If you are asked what you will get by repeating this recustion infinitely many times, you have to check $x(\infty)$.
That is,
$x(\infty)=\bigg(\frac{1}{3}\bigg)^{\infty}x(0)+5\s um\limits_{j=0}^{\infty}\bigg(\frac{1}{3}\bigg)^{k }$
......... $=0+5\frac{1}{1+\frac{1}{3}}$
......... $=5*\frac{3}{2}$
......... $=\frac{15}{2}.$
Soroban just illustrated how it can be done if you know nothing about the solutions of difference equations.
Please see the following tutorial, which may be very useful
Math tutorial: first-order difference equations

Note.
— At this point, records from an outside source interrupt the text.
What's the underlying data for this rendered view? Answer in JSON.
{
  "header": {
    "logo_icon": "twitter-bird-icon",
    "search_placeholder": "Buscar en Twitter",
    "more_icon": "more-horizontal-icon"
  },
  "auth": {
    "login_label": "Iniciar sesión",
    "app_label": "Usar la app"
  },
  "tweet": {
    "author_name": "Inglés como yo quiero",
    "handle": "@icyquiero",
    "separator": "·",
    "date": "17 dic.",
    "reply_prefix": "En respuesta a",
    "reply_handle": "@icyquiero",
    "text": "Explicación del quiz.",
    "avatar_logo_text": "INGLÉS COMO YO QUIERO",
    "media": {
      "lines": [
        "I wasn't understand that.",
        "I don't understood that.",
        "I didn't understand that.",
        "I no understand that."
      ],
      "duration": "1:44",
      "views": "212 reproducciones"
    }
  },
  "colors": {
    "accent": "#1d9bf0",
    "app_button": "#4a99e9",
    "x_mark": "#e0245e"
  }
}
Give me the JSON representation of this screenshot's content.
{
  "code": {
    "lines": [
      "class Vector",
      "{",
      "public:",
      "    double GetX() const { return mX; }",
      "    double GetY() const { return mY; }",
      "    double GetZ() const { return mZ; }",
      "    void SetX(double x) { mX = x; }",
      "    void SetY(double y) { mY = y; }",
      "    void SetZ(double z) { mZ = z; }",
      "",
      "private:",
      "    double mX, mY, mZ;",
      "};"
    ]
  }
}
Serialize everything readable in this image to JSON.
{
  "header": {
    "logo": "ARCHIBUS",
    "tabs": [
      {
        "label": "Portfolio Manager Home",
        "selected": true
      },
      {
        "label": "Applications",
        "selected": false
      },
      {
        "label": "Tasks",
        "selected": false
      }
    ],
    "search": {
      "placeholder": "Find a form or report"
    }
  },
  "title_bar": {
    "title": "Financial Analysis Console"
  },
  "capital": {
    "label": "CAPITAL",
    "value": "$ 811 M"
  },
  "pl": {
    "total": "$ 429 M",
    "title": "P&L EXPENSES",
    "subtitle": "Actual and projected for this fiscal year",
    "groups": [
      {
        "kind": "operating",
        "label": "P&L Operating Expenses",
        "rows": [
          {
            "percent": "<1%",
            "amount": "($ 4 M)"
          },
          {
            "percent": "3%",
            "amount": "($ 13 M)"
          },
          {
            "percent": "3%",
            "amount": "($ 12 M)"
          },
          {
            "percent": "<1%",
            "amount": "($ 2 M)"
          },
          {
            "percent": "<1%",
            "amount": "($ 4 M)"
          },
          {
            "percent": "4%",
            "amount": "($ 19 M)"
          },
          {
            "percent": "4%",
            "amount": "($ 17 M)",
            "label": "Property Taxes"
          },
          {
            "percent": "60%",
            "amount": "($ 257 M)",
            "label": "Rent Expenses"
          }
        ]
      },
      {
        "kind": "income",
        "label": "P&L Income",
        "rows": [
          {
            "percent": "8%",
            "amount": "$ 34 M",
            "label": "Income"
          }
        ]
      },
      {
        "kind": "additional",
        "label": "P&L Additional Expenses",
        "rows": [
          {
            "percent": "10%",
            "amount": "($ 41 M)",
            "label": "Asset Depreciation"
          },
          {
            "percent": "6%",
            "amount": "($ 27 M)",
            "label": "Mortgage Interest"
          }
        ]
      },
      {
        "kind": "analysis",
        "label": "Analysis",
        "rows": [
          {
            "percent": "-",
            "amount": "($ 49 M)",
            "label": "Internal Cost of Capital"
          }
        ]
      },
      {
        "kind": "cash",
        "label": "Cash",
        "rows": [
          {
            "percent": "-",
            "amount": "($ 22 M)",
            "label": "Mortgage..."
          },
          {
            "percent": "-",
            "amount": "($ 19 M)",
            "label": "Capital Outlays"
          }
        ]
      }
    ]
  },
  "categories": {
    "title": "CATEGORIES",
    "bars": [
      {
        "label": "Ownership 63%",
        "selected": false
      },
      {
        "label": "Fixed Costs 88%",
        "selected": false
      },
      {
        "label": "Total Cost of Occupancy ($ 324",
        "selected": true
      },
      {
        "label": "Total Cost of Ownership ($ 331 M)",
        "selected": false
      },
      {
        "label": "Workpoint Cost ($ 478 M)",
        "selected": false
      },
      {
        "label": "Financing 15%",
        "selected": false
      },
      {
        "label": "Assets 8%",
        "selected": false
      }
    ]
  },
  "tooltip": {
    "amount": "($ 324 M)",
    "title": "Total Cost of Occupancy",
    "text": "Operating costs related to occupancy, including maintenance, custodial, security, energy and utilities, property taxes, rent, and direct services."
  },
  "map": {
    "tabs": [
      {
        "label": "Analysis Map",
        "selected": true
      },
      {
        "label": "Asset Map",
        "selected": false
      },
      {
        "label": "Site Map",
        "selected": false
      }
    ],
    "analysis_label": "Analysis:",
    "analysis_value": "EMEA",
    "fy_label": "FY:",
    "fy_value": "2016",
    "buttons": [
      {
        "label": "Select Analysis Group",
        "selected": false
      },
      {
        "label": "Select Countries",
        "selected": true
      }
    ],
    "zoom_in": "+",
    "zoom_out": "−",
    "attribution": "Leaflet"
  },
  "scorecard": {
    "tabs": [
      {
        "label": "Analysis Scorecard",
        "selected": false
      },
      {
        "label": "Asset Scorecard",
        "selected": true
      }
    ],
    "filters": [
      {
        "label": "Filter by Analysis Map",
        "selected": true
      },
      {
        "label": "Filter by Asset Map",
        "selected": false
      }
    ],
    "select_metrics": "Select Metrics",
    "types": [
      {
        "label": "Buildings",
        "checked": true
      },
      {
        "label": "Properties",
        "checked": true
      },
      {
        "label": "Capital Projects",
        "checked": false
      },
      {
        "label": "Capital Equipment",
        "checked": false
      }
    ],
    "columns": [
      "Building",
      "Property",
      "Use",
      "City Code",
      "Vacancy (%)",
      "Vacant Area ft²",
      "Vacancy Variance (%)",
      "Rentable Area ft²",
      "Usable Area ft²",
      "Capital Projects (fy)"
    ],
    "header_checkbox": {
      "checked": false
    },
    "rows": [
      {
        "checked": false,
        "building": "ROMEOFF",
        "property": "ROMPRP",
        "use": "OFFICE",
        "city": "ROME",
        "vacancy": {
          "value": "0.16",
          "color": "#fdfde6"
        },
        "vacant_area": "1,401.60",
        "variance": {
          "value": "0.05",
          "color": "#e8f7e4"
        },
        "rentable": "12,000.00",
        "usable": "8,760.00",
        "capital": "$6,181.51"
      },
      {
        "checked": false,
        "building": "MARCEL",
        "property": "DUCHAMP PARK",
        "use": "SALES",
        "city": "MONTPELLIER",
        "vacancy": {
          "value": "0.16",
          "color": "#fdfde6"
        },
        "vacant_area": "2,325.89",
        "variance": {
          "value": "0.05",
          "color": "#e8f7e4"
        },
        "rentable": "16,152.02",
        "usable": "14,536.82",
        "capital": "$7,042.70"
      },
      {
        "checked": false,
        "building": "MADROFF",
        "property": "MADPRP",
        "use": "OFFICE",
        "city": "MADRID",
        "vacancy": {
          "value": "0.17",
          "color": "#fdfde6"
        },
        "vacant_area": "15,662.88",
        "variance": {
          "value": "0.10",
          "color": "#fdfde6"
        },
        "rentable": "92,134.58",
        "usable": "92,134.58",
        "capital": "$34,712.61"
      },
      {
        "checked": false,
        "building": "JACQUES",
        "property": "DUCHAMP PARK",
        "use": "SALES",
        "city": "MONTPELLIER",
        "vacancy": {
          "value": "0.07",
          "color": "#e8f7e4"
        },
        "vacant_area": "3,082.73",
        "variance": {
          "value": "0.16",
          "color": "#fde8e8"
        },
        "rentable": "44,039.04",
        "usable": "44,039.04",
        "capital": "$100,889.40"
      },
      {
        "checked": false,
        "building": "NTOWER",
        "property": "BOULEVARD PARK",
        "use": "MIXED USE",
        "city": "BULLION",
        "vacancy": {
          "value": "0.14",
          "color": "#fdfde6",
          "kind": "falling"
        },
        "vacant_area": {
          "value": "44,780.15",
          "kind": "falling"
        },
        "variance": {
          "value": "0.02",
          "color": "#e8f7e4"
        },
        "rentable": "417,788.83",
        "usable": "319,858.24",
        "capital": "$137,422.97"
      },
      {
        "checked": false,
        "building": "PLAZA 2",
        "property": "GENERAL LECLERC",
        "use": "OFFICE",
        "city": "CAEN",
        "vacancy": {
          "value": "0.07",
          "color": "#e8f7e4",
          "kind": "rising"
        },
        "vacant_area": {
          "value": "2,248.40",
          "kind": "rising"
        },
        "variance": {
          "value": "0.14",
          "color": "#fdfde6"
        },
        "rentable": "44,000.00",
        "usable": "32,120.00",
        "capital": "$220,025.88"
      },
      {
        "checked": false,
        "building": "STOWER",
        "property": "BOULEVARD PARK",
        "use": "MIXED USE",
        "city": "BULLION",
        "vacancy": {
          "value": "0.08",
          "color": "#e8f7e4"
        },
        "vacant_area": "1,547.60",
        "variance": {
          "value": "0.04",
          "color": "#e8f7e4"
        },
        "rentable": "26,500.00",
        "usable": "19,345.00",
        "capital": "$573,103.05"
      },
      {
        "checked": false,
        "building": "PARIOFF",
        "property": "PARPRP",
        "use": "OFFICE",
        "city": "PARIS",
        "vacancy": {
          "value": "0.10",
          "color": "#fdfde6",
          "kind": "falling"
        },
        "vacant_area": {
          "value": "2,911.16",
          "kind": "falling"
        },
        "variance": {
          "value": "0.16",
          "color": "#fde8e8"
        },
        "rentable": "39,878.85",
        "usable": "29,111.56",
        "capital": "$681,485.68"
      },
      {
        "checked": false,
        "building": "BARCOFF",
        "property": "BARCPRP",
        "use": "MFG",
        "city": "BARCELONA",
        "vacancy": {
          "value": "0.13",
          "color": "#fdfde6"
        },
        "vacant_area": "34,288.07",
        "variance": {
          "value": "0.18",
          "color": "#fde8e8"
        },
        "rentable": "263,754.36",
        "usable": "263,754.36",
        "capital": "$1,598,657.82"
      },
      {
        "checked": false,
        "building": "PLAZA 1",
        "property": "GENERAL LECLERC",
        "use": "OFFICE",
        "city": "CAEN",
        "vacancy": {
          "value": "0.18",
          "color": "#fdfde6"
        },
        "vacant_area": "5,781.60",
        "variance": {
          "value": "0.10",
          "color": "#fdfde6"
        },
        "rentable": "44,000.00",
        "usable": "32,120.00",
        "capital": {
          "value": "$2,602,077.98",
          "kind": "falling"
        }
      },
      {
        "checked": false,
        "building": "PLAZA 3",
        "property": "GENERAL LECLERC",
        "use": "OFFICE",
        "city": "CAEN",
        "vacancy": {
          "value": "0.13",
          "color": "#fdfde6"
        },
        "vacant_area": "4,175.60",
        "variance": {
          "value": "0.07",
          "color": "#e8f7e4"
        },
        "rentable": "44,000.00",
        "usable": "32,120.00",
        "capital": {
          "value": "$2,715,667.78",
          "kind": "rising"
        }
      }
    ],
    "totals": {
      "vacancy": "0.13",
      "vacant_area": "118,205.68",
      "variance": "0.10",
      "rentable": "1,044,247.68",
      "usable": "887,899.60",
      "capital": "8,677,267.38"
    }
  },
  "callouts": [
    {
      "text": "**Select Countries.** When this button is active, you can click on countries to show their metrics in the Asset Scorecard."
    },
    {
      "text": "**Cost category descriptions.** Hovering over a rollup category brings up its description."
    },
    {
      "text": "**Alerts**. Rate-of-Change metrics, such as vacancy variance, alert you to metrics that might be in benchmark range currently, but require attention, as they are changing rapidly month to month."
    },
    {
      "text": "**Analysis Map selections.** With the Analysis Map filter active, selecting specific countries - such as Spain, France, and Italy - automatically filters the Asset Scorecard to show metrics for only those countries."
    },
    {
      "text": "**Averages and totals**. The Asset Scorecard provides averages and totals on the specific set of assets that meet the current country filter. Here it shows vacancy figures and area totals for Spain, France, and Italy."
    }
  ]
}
Soroban just iterated the recursion twice to get rid of the forcing term $5$ and to obtain a second-order homogeneous equation, of which solutions are of the type $\lambda^{n}$.
You just substitute $x(n)=\lambda^{n}$ and solve $\lambda_{1}$ and $\lambda_{2}$ and write $x(n)=c_{1}\lambda_{1}^{n}+c_{2}\lambda_{2}^{n}$, where $c_{1},c_{2}$ are arbitrary constants, which can be determinated when the initial conditions are given.
However, I have to point out that this is not always possible; for instance, when the forcing term is not a constant (it is $5$ for this equation).
Moreover, higher-order difference equations with variable coefficients are always solveble (even for second-order).
This is why studying the qualitative (oscillation and stability) behaviour of such equations is important since these equations appear in many fields of real life modelings.